November 30 Targeted For Next Falcon 9 Test

November 30 Targeted For Next Falcon 9 Test

SpaceX and NASA are targeting November 30, 2011 for the next test of the Falcon 9 launch vehicle and the Dragon capsule.

SpaceX issued a press release today restating what a NASA official said earlier that the two have agreed in principle to merging the next two tests into one, but a final decision is pending. SpaceX originally planned three test flights as part of NASA’s Commercial Orbital Transportation Services (COTS) program. The first, in December 2010, was so successful that the company asked permission to combine the other two. NASA has been evaluating the risks associated with combining the two tests for many months. SpaceX explained today that the remaining issues are related to additional payloads the company wants to deploy from the Falcon 9 after Dragon is released for its trip to the International Space Station (ISS). “NASA will grant formal approval for the combined COTS missions pending resolution of any potential risks associated with these secondary payloads,” the company said. The combined test includes berthing the Dragon capsule at the ISS.

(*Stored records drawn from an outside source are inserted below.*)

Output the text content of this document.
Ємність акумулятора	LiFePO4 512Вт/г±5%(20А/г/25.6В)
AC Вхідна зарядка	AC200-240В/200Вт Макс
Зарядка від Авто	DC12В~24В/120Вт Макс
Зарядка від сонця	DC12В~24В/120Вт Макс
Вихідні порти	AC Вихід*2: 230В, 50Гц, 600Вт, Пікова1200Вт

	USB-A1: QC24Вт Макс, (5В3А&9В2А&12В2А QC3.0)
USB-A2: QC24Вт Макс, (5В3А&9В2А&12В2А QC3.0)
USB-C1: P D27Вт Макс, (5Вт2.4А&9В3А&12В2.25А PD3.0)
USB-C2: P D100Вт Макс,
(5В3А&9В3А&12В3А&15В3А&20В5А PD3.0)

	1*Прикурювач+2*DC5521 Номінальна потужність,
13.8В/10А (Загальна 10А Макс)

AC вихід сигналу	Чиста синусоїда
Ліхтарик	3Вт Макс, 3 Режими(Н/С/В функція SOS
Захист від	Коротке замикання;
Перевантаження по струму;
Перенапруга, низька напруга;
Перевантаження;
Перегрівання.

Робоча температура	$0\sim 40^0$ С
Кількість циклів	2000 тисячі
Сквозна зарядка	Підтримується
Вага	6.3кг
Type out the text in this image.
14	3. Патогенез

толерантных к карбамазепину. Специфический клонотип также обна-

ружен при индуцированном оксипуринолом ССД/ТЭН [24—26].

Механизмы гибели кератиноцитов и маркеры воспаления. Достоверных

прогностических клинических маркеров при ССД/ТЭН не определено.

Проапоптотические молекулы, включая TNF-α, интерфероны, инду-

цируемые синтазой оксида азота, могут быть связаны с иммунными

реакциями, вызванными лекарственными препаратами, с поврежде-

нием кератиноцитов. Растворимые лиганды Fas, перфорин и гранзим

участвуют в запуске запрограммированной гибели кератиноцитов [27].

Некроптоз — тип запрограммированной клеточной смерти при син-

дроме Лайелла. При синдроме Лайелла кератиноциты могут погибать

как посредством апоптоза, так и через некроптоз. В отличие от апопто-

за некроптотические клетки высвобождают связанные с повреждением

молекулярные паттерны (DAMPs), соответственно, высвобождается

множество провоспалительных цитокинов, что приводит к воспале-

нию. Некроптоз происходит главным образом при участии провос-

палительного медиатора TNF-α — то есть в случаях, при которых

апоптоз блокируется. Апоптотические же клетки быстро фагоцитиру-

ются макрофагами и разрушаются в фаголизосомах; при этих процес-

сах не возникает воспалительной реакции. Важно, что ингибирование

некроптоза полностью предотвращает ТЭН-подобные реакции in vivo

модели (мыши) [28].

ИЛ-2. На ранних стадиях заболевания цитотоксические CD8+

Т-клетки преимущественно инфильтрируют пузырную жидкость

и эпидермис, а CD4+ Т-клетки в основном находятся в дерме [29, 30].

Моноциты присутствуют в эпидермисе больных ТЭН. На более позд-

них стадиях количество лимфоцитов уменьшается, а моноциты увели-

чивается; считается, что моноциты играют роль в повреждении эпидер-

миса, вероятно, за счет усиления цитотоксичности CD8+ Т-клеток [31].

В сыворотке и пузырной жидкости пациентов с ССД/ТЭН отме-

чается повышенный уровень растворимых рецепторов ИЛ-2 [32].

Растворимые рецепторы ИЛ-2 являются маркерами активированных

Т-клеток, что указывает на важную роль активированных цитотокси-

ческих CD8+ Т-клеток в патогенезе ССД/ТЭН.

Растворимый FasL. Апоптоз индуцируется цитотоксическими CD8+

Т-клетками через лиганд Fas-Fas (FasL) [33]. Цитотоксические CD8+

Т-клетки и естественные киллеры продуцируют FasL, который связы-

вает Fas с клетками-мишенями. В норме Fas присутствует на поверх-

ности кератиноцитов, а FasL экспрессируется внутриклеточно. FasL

NASA is anxious for SpaceX and its COTS competitor Orbital Sciences Corp. to demonstrate their systems for taking cargo to the ISS. With the space shuttle sent into retirement, and NASA’s agreement with Russia to launch cargo on Russia’s Progress spacecraft coming to an end, the only way for NASA to get cargo to the ISS will be aboard Europe’s ATV and Japan’s HTV spacecraft if the COTS systems do not materialize. NASA stocked the ISS with a year’s worth of supplies with the final shuttle flights to guard against any delays in the COTS program. COTS is a development program; the services the companies would provide to NASA are called Commercial Resupply Services (CRS). NASA hopes that CRS flights will begin early in 2012. These are only for cargo, not crew, although SpaceX plans to use the Dragon capsule to take astronauts to and from the ISS and other low Earth orbit destinations in the future.

Orbital planned only one test flight, in 2011, but it has not yet occurred and now two tests are expected. Its efforts are being slowed by construction for the launch site at Wallops Island, VA and suffered another setback in June when a Taurus II engine caught fire while being tested at NASA’s Stennis Space Center. Aviation Week reported on Friday that the fire was caused by a kerosene leak from the fuel manifold on the outside of the engine. Taurus II will use Aerojet’s AJ-26 engines, which are refurbished Russian NK-33 engines originally designed for the Soviet Union’s unsuccessful 1960s-era N-1 Moon rocket. The kerosene leak was from a 40-year-old part of the engine. Orbital plans two test launches of the Taurus II as part of the COTS program. Its current schedule calls for the first test launch in very late 2011, the second test in the middle of the first quarter of 2012, and two CRS missions later in 2012.

The companies and NASA reassured Congress at a May 26 hearing that the systems would be ready soon.